5. The method for monitoring static electricity release behavior based on AI vision according to claim 4, characterized in that, In step 8), the frame difference method determines the direction of human movement based on the displacement of the human detection box at time t and time t-1.
6. The method for monitoring static electricity release behavior based on AI vision according to claim 5, characterized in that, Step 9) Specifically: Calculate whether the hand detection frame bound to the human body detection frame overlaps with the calibration position of the electrostatic ball set in step 1). If there is an overlap, it is determined that the corresponding person in the specified electrostatic release area is touching the electrostatic ball to release static electricity. Then, the determination result of releasing static electricity and the timestamp at time t are bound to the human body detection frame. Otherwise, if the person is deemed not to have released static electricity, the result of not releasing static electricity will be bound to the human body detection frame.

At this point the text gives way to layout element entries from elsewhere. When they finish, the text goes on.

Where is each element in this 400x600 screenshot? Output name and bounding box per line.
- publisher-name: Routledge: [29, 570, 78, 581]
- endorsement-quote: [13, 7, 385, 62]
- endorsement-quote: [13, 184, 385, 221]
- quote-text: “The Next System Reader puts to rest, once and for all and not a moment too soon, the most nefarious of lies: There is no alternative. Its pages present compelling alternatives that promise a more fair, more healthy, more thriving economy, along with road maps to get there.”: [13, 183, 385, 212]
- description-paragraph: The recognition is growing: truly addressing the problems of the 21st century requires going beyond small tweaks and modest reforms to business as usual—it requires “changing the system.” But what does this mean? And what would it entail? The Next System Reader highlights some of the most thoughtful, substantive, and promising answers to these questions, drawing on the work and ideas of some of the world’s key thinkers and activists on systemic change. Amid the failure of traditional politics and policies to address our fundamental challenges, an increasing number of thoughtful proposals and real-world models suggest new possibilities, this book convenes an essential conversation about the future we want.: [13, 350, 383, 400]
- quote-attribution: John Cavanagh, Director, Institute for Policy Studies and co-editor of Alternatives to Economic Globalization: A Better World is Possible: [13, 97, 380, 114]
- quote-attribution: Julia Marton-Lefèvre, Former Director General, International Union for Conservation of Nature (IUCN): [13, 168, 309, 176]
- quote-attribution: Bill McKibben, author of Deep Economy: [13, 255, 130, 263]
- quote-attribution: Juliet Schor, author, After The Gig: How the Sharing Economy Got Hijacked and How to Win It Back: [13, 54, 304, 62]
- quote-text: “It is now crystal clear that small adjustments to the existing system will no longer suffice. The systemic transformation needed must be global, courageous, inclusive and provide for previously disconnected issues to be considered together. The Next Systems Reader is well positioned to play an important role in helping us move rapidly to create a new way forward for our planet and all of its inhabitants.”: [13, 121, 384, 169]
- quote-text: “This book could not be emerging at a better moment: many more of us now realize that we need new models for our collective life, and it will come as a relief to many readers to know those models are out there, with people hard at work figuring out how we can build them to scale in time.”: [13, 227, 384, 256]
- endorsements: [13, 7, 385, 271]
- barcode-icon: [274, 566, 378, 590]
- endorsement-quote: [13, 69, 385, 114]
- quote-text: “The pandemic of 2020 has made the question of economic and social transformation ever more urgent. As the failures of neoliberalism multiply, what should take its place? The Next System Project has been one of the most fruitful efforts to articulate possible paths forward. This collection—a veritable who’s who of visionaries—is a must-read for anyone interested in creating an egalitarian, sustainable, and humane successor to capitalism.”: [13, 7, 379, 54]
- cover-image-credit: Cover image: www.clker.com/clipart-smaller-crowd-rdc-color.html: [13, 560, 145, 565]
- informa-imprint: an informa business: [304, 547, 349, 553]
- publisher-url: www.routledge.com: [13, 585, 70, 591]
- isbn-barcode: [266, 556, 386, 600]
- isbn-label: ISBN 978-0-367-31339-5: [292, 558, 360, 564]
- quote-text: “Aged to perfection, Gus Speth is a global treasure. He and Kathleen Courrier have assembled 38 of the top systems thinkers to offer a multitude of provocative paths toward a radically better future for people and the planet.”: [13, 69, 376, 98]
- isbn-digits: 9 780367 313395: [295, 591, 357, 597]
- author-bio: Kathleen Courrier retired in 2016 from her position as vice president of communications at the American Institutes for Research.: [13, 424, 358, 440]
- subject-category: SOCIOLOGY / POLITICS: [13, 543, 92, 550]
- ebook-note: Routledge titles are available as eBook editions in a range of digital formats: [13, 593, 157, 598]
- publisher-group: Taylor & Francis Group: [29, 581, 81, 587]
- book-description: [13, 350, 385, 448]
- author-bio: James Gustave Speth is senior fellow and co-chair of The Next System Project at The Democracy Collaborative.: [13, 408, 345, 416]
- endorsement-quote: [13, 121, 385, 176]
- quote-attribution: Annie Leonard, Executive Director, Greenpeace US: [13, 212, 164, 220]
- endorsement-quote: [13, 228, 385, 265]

7. The method for monitoring static electricity release behavior based on AI vision according to claim 6, characterized in that, In step 10), the electrostatic discharge behavior analysis method includes the following steps: 10.1) Determine whether the duration of static electricity release by the person in the current scene image has reached the set value; if yes, update the person's body detection box and hand detection box, and proceed to step 11); if no, proceed to step 10.2). 10.2) Determine if this is the first time the person has released static electricity. If yes, initialize the person's timestamp, set the person's status to "provisional," and output the result indicating that static electricity release was incomplete. Proceed to step 11). If no, proceed to step 10.3). 10.3) The following three situations shall be handled: If the person has not yet released static electricity and this is not the first time this has happened, update the person's body detection frame and hand detection frame, initialize their timestamp, and output the judgment result that static electricity has not been released, then proceed to step 11). If the person has not yet released static electricity and this is the first time this has happened, then output a result indicating that static electricity release has not been completed, and proceed to step 11). If the person is currently releasing static electricity and this is not the first time, proceed to step 10.4). 10.4) Update the human body detection box and hand detection box for this person and obtain the current timestamp; 10.5) Calculate the difference between the current timestamp and the timestamp of the person's last appearance. Compare the timestamp difference with a set value. If it is less than the set value, set the status to "temporary" and proceed to step 11. If it is greater than or equal to the set value, set the person's status to "qualified" and output the judgment result of "static discharge completed". Proceed to step 11.
8. The method for monitoring static electricity release behavior based on AI vision according to claim 7, characterized in that, Step 11) The judgment method is as follows: if the tracking number bound to the human body detection frame appears at time t-1 but does not appear at time t, it is determined that the corresponding person has walked out of the electrostatic discharge area; otherwise, the corresponding person has not walked out of the electrostatic discharge area. If the current time t is the first frame of the scene image acquired, i.e. there is no detection result at time t-1, then the judgment result of the human body detection box at the current time t is initialized to "not out of bounds".